This post is dedicated to the use-case where there are 2 different branches in a project. Typically one branch is for the source files, and one is for the generated output files for publishing. This use-case matches the way in which this website is currently hosted, via GitHub pages. Then the master branch is eventually published, whereas other branches remain in the repositories only.

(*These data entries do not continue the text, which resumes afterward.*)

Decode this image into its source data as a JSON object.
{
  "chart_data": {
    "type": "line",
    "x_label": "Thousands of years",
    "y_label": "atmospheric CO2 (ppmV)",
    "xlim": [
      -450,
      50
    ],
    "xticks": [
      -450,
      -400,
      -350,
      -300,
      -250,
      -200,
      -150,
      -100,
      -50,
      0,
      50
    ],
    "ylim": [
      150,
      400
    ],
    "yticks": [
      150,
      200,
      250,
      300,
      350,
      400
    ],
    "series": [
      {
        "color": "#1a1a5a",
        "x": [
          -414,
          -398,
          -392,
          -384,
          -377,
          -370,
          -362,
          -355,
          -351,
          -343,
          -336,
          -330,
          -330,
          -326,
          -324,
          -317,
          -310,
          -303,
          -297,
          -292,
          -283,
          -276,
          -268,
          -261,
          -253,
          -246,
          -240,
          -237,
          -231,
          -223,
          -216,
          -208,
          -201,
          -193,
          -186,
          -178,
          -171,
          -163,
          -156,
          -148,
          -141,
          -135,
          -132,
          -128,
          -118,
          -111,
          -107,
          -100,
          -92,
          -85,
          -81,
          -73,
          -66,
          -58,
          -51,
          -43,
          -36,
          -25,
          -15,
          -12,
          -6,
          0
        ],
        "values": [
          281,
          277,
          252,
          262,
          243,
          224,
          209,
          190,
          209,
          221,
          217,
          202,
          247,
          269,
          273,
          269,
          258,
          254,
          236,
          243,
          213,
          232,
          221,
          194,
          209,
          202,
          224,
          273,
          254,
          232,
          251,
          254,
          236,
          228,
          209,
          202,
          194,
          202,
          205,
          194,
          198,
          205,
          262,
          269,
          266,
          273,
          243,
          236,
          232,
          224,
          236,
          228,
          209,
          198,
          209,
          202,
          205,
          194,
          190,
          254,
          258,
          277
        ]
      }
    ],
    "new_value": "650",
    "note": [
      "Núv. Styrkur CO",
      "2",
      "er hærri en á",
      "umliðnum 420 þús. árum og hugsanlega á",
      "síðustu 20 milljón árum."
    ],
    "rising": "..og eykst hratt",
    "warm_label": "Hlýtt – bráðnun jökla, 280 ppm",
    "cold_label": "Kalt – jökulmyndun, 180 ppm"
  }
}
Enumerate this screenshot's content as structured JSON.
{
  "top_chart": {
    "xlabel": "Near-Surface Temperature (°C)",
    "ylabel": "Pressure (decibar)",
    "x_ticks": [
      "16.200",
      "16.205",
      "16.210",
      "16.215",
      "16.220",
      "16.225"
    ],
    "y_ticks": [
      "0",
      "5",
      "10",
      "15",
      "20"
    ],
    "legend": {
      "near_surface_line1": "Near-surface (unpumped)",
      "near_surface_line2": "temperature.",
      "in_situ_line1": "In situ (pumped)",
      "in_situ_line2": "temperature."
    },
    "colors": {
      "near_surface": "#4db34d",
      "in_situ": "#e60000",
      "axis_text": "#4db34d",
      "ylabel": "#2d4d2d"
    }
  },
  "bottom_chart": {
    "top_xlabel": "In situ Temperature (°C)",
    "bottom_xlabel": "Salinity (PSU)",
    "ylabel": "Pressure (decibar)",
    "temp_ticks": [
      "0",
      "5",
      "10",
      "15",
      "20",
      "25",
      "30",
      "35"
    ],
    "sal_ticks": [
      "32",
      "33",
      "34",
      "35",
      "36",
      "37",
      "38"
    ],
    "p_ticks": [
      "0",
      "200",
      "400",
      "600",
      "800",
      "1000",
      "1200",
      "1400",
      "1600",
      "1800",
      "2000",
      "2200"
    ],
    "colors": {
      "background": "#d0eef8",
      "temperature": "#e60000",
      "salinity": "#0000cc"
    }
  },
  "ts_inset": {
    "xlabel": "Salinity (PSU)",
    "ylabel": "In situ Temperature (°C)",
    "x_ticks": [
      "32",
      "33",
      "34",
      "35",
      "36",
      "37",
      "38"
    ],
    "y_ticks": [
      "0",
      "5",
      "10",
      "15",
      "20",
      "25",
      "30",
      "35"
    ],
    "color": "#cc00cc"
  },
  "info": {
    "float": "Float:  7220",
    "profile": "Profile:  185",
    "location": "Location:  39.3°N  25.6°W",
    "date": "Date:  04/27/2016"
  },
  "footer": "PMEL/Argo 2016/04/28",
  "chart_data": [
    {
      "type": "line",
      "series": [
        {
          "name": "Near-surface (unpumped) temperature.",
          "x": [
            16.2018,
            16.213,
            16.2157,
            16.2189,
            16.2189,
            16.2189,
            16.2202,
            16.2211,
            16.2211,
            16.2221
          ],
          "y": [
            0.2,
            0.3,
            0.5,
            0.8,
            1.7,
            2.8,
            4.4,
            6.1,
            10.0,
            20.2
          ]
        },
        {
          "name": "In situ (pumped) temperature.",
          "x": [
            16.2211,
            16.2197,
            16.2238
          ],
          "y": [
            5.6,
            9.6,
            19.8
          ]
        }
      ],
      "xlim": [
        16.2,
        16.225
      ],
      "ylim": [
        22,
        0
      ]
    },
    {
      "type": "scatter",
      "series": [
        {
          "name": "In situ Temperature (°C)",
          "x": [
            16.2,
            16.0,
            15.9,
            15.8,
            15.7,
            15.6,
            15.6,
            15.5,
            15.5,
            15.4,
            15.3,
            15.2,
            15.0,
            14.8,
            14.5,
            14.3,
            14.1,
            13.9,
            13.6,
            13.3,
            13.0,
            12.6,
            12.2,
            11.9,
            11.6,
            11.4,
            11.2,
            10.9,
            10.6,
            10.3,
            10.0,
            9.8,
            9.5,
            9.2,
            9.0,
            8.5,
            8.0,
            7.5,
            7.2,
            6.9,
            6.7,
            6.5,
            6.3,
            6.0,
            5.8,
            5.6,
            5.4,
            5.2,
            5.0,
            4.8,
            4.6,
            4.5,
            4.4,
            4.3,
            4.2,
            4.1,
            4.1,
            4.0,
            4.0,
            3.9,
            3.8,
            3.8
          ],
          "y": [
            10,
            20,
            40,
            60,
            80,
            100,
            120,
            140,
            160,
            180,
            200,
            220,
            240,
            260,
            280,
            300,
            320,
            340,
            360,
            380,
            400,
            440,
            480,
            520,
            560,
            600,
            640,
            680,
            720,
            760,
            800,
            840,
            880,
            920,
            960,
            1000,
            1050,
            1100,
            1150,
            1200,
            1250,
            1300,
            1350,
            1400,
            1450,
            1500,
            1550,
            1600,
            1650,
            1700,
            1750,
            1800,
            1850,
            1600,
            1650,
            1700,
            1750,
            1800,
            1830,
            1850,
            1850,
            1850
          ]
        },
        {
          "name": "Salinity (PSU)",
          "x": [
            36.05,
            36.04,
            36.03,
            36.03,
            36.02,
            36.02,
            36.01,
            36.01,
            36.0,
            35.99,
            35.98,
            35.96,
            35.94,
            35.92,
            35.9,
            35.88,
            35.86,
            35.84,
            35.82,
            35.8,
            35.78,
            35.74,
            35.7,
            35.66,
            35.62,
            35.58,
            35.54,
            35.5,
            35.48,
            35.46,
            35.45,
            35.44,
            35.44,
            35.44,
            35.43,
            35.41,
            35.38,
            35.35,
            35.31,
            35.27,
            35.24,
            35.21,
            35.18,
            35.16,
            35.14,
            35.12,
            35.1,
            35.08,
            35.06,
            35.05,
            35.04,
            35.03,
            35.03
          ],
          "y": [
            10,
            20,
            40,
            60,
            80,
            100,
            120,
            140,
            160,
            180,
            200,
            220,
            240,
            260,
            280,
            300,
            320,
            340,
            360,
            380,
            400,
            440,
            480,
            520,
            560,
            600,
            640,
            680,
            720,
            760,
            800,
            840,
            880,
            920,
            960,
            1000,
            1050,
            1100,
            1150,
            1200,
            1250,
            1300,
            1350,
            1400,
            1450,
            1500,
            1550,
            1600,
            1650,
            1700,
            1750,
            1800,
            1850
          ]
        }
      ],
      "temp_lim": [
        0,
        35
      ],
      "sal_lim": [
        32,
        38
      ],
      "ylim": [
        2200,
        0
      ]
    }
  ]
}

Typically generated websites have a dedicated distribution directory like dist in which the generated files end up. This use-case covers a different use-case where the generated .html files end up next to the .adoc source files.

Setup

Just some prepwork is needed to get this working.

Branches

We have two seperate branches, one for the source files src, and one for the generated output for publishing master. As there is little to no correlation between both branches, the --orphan option can be used during the git checkout to prevent branches from forcefully bing associated with each other.

Git branches
$ git branch -a
  master
* src
  remotes/origin/master
  remotes/origin/src

Gitignore

Part of the trick is not to ignore the output .html files in the src branch, to make it available for the git commands. The source .adoc files can be ignored from out of the master branch, but that is mainly to reduce the effect of those oops moments.

Doing the transfer dance

To successfully generate the output files and have them end up in the master branch we need to do a little dance. The actual transfer is being done via git stash.

From source to stash

If you are unexperienced with Git, just know you can always run git status to get an overview of the current state of the repository.
Checkout src branch
$ git checkout src
Generate output files
$ make html
asciidoctor index.adoc
asciidoctor posts/index.adoc
asciidoctor posts/2016-08-02-static-site-with-separate-source-branch.adoc
Put output files in stash
$ git add *.html **/*.html
From cached to stash
$ git stash

From stash to master

Checkout master branch
$ git checkout master
Remove previous generated files
$ git rm *.html **/*.html
Apply stash
$ git stash pop

The new and modified files are automatically added as staged in git, so making a commit will do.

Commit the new files
$ git commit -m "chore: site update"
If your use-case covers more or different files than the HTML files in this example, then replace the *.html **/*.html globbing patterns with different patterns that match your output files.